「配当を支払える力」を重視する理由とは(写真:イメージマート)
2025年、3万円台から5万円超まで駆け上がった日経平均株価は、2026年に入っても勢いは衰えず、一時的な調整はあるものの、6万円を目指すような展開が続く。多くの投資家が資産を増やしているが、元手1000万円から12億円儲けた億り人の投資公認会計士みつさんも株式の資産は「昨年は2.2倍に増え、今年も2月時点ですでに年初から1.6倍に増えている」という。その秘訣について、みつさんが解説する。
「素直に投資する」
「一言でいえば、素直に投資することです。
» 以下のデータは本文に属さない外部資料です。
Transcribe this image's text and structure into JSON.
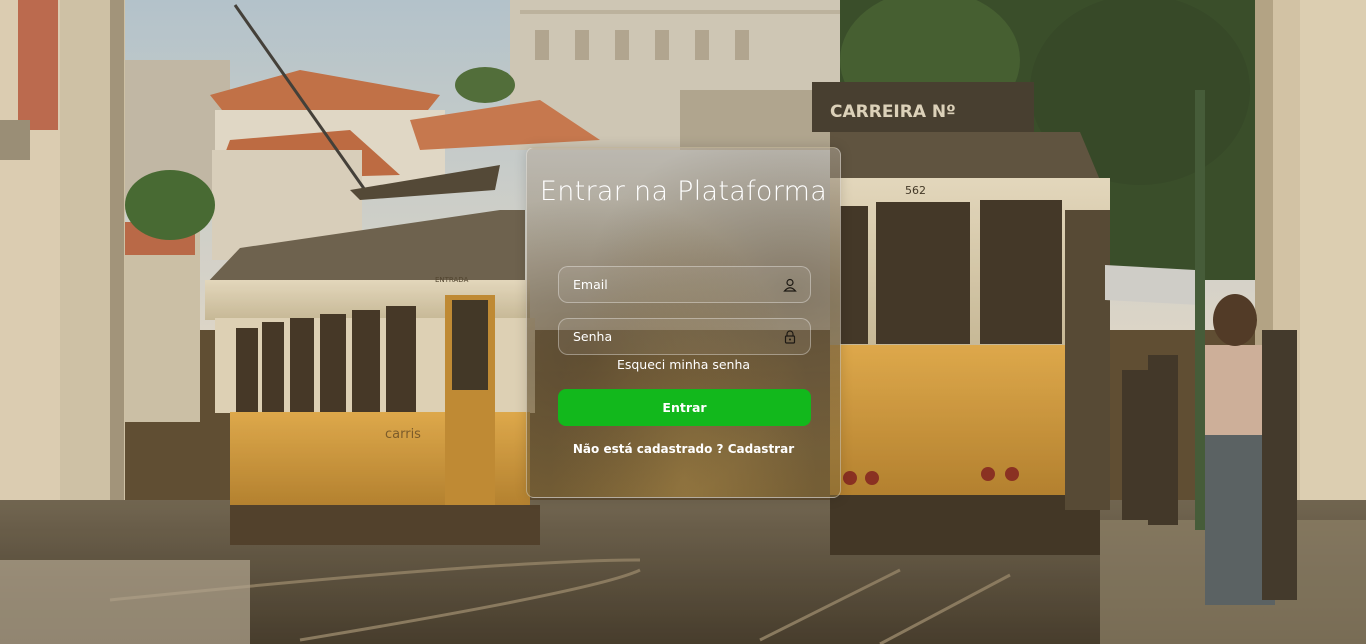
{
  "login": {
    "title": "Entrar na Plataforma",
    "email_placeholder": "Email",
    "password_placeholder": "Senha",
    "forgot_password": "Esqueci minha senha",
    "submit_label": "Entrar",
    "register_prompt": "Não está cadastrado ?",
    "register_link": "Cadastrar"
  },
  "background": {
    "tram_sign": "CARREIRA Nº",
    "tram_number": "562",
    "tram_logo": "carris",
    "tram_left_label": "ENTRADA"
  },
  "icons": {
    "email": "user-icon",
    "password": "lock-icon"
  },
  "colors": {
    "submit_button": "#12b81c",
    "text": "#ffffff"
  }
}
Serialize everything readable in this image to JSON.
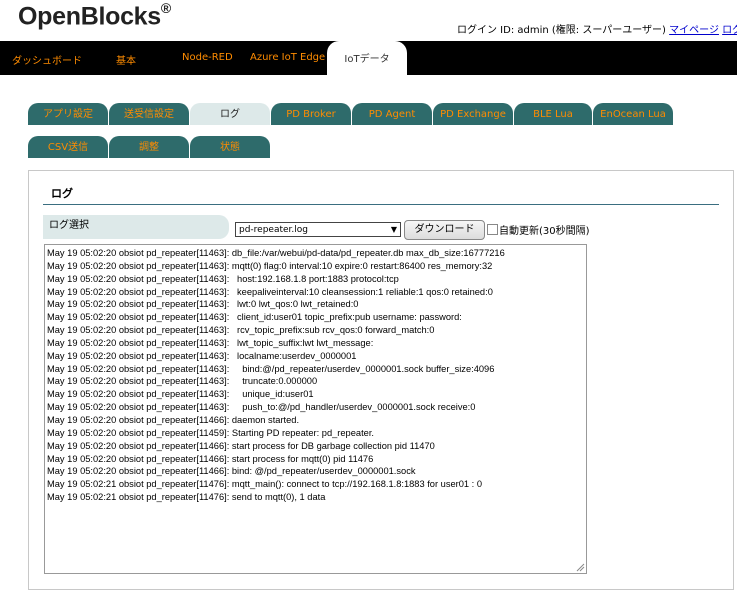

人間はどうしても“自分だけは大丈夫だろう”などとバイアスをかけて考えがちですが、そうしたバイアスを排除してフラットな気持ちで判断する。“もっと上がるはず”などと祈るのではなく、その時の株価水準を冷静に判断することを心がければ、そうそう間違わないでしょう」(以下、「」内コメントはみつさん)
目論見が外れたから損切り、利益が出たから早々に利益確定してしまう投資家は少なくない。しかし、みつさんは株価が大幅に上昇しても利益確定するのではなく、まだ買えると判断したらさらに買い増すことも厭わないという。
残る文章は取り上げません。